Wenn ein Heimspeicher bei einem Ausfall die Erwartungen nicht erfüllt, liegt das Problem nicht immer an der Kapazität der Batterie selbst, sondern von der Art, wie der Verbrauch verstanden und verwaltet wird.
Dieses Verständnis ist entscheidend, um einen Heimspeicher richtig zu dimensionieren und unrealistische Erwartungen zu vermeiden.
In den meisten Fällen betrifft die Verwirrung zwei grundlegende Elemente:
Diese Unterscheidung gut zu beherrschen ist entscheidend, um falsche Erwartungen und Konstruktionsfehler zu vermeiden.
Die Watt (W) stellen die zu einem bestimmten Zeitpunkt angeforderte Leistung von einem Gerät.
👉 Mit anderen Worten:
die Watt geben an, was gleichzeitig läuft.
📌 Häufiger Fehler :
Alle Geräte des Hauses zu addieren, ohne zu berücksichtigen, dass sie laufen nicht alle gleichzeitig.
Eine gute Dimensionierung beruht also auf der realistischer gleichzeitiger Verbrauch, nicht auf der theoretischen Maximalleistung des Hauses.

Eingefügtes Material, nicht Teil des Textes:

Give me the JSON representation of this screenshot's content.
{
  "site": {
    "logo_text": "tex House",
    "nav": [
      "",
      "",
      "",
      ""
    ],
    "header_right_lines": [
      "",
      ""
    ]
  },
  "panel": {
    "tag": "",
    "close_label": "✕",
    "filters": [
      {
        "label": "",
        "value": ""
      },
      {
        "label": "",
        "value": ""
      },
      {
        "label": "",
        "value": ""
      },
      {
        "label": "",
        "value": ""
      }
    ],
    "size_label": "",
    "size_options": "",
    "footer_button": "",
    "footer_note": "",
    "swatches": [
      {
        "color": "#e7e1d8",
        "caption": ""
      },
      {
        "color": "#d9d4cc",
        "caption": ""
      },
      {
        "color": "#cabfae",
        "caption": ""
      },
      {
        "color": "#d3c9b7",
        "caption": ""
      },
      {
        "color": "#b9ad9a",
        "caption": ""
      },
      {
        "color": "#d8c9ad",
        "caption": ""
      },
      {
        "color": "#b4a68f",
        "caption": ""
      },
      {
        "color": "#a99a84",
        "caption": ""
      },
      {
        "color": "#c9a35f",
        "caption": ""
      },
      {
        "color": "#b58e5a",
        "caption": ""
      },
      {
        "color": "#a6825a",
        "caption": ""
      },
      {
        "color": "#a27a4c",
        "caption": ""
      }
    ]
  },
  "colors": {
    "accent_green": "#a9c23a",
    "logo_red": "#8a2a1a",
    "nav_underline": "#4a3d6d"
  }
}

Zwei Geräte können dieselbe Leistung verbrauchen … aber überhaupt nicht dieselbe Energie über die Dauer.
👉 Ergebnis:
Auch wenn die Leistung hoch ist, der tatsächliche Einfluss auf die Autonomie ist begrenzt wenn die Nutzung kurz und kontrolliert ist.
Umgekehrt:
werden einen viel größeren Einfluss auf die Gesamtautonomie haben.
📌 Der Schlüssel ist also nicht nur die Leistung, sondern die Kombination Leistung × Dauer.
Ein Batteriesystem muss in der Lage sein zu bewältigen:
👉 Auch wenn der Herd viel verbraucht, ist er nicht nicht der dominante Faktor in den meisten Ausfallszenarien.
Es sind die kontinuierliche und wesentliche Lasten die die Auslegung des Systems wirklich bestimmen.
Ein weiteres kritisches Element in einem Batteriesystem ist das Zusatzpanel (Notfallpanel).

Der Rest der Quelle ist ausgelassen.